An Encyclopedia of Swearing: The Social History of Oaths, Profanity, Foul Language, and Ethnic Slurs in the English-Speaking World. Editor: Geoffrey Hughes. Armonk, NY: M.E. Sharpe, 2006.
Cunt has always been a specific term, unlike cock, and has been the most seriously taboo word in English for centuries, remaining so for the vast majority of users. (However, the Random House Historical Dictionary of American Slang [1994] categorizes the term as “usually considered vulgar,” its general broad formula for words as diverse in their impact as fart and ass.) As is typical of powerfully taboo terms, it has generated a number of variant forms, such as queynte, cunny, and quim, as well as numerous synonyms. This entry focuses first on the word itself and then on the variants.
Astonishingly to modern readers, cunt was used with far greater openness in earlier times in popular, idiomatic, and even technical currency.
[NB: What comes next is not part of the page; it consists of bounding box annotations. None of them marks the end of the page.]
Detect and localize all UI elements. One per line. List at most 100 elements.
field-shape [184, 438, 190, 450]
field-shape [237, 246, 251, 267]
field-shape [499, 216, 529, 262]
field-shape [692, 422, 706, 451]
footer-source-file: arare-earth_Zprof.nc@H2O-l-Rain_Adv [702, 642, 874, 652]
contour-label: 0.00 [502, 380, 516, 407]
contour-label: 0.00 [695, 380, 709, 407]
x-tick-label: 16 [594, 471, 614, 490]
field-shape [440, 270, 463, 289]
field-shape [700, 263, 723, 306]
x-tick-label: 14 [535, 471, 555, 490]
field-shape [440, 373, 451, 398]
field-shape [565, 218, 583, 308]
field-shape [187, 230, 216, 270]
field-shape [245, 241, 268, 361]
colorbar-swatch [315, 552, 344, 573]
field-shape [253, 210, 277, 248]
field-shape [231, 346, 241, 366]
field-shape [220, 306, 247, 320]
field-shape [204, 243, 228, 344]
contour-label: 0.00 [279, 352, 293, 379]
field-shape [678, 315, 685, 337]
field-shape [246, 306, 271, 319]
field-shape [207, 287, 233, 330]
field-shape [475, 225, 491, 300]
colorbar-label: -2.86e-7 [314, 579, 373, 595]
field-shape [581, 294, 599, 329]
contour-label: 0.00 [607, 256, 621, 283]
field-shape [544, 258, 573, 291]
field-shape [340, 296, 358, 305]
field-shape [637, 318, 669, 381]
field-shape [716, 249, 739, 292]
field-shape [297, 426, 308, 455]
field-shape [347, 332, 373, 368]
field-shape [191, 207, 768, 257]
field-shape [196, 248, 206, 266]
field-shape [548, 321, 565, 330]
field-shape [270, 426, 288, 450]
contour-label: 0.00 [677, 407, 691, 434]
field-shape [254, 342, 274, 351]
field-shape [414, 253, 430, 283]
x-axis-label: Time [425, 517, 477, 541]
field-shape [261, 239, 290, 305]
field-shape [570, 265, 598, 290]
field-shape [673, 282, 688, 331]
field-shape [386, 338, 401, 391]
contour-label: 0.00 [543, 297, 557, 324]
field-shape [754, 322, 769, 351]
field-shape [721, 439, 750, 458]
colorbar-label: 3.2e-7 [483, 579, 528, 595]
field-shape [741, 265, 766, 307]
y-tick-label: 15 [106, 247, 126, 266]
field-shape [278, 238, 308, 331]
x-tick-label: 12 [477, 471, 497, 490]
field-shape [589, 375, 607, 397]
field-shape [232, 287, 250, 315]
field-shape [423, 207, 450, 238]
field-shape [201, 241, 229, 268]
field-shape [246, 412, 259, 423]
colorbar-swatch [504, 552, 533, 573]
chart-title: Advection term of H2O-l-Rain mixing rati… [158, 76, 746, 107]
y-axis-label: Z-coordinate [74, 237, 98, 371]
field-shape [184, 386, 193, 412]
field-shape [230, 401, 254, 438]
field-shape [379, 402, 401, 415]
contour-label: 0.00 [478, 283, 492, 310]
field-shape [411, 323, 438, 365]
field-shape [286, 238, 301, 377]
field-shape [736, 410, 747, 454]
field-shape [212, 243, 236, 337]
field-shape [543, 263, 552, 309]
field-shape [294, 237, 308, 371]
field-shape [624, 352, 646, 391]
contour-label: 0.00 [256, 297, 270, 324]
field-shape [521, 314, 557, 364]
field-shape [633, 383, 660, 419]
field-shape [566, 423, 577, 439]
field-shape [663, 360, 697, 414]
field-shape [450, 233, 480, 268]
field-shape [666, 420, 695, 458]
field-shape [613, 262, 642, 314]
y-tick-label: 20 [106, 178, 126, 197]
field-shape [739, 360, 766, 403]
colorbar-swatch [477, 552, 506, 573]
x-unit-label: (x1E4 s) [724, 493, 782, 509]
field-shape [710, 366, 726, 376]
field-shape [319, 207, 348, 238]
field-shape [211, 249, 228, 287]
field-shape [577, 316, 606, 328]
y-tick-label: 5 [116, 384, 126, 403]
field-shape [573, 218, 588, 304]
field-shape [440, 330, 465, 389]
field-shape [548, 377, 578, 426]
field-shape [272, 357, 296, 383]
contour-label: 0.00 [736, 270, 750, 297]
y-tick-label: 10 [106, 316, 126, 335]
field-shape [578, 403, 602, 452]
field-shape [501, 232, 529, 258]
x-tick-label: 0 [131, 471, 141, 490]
It is a startling discovery that its first recorded appearance is in Gropecuntlane, an Oxford street name, about 1230. Whether this arresting name was a warning or an encouragement is hard to say, but the term was clearly acceptable publicly. (The name, previously found in other cities, was subsequently changed to Magpie Lane.) Even more remarkable are the recorded personal names of women such Gunoka Cuntles (1219), Bele Wydecunthe (1328), and even men’s names such as Godwin Clawecuncte (1066), John Fillecunt (1216), and Robert Clevecunt (1302). Medieval medical texts such as the English translations of Lanfrank’s Cirurgerie [Surgery] (ca. 1400) and The Cyrurgie of Guy de Chauliac (ca. 1425) use core words now regarded as obscene or grossly impolite as terminology. “In wymmen,” we read in Lanfrank, “te necke of the bladdre is schort & is maad fast to the cunte” (1894, 172). There was even a proverbial saying, drunk as a cunt, apparently the first contemptuous use. The Survey of English Dialects carried out in the 1950s and 1960s showed the word to be still in common rural use for the vulva of a cow.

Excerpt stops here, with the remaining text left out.